Je suis en stage de néo-natalité, à l’Hôpital Général d’Ottawa. Il est 11 h 10. Une infirmière, anglophone, entre pour rapporter la décision de la Commission de restructuration des services de santé de l’Ontario : « General open, Civic open, Grace closed, Riverside closed, Montfort closed ». Toutes les personnes présentes dans la salle lâchent un cri de joie… Sauf moi… et les trois ou quatre bébés prématurés. Elle a dit « Montfort closed » ? Vraiment ? Je suis en état de choc. Je remarque que, du huitième étage de l’Hôpital Général, on peut voir Montfort, au loin, sur ce qui semble être une petite colline. Comment quitter cette salle si froide, remplie d’un brouhaha joyeux qui me blesse tant ? Je ne sais pas comment, mais je réussis à quitter la pièce après ce qui me semble une éternité et à trouver une toilette pour me cacher. La boule dans mon estomac s’est transformée en un goût des plus amers dans ma bouche. Je vomis. Puis, je me retrouve dans une minuscule salle d’attente, au téléphone avec ma mère. Nous pleurons toutes les deux, à peine capables de prononcer un mot. Montfort fermé ? Personne n’avait prévu le coup. Comment peuvent-ils fermer Montfort ? Sur l’heure du dîner, je me rends au pavillon Roger-Guindon, au Bureau des Affaires francophones (BAF) de la Faculté de médecine. Le silence total y règne. La réceptionniste m’indique que Louise Nadeau, la gestionnaire, est la seule personne présente, et qu’elle refuse toute visite. J’insiste en silence et j’entrouvre la porte de son bureau. Dos à moi, Louise s’agite à replacer des dossiers, par des mouvements saccadés.

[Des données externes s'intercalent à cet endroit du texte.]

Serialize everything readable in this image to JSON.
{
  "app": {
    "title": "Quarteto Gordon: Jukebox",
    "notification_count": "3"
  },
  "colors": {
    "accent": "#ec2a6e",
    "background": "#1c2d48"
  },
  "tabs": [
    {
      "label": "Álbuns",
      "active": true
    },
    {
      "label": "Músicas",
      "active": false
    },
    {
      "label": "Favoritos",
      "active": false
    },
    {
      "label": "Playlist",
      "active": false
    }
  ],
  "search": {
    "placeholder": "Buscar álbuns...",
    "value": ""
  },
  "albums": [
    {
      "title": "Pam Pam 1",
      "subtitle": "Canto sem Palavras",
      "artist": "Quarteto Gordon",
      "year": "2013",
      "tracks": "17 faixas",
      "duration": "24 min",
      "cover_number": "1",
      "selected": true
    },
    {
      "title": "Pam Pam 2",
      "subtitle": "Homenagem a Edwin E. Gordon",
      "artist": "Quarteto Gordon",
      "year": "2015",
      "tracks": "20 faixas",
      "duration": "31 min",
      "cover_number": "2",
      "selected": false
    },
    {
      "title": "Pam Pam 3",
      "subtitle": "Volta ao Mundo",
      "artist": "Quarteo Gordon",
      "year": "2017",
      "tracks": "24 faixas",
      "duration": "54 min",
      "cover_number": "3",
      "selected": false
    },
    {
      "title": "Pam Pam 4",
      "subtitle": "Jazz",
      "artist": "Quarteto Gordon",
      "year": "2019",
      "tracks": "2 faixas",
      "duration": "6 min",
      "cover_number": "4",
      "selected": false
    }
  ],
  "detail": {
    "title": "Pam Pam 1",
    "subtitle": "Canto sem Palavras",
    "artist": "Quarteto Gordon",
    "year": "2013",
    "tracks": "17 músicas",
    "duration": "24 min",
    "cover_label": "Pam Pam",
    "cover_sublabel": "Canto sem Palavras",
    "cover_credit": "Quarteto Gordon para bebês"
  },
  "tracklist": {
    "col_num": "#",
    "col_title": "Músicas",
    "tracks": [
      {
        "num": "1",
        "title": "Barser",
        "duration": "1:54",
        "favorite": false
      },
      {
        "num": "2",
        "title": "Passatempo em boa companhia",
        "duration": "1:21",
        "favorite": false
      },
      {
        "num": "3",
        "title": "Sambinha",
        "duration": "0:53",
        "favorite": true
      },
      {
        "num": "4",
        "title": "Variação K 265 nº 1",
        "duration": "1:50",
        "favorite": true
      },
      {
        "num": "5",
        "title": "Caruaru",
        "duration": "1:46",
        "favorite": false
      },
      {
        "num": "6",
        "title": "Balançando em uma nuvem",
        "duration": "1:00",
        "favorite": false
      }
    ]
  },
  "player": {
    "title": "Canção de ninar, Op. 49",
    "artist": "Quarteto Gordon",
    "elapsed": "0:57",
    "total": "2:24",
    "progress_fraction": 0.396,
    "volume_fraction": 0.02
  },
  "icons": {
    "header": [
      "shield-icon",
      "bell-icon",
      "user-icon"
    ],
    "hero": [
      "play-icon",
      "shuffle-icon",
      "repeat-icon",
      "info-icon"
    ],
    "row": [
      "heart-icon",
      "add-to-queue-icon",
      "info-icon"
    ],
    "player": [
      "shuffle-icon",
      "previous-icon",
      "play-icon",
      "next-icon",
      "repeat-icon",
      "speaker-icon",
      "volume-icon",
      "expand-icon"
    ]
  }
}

Elle est enragée, c’est évident. Je pose la tête sur le cadre de porte, les larmes aux yeux. Au bout d’un moment, elle m’aperçoit. Sa colère laisse immédiatement place à une tristesse indicible. Elle pose sur moi un regard de compréhension si profond… En quelques secondes, elle saisit l’immense poids de mon désarroi le plus profond. Toute sa carrière était vouée au succès d’étudiants comme moi…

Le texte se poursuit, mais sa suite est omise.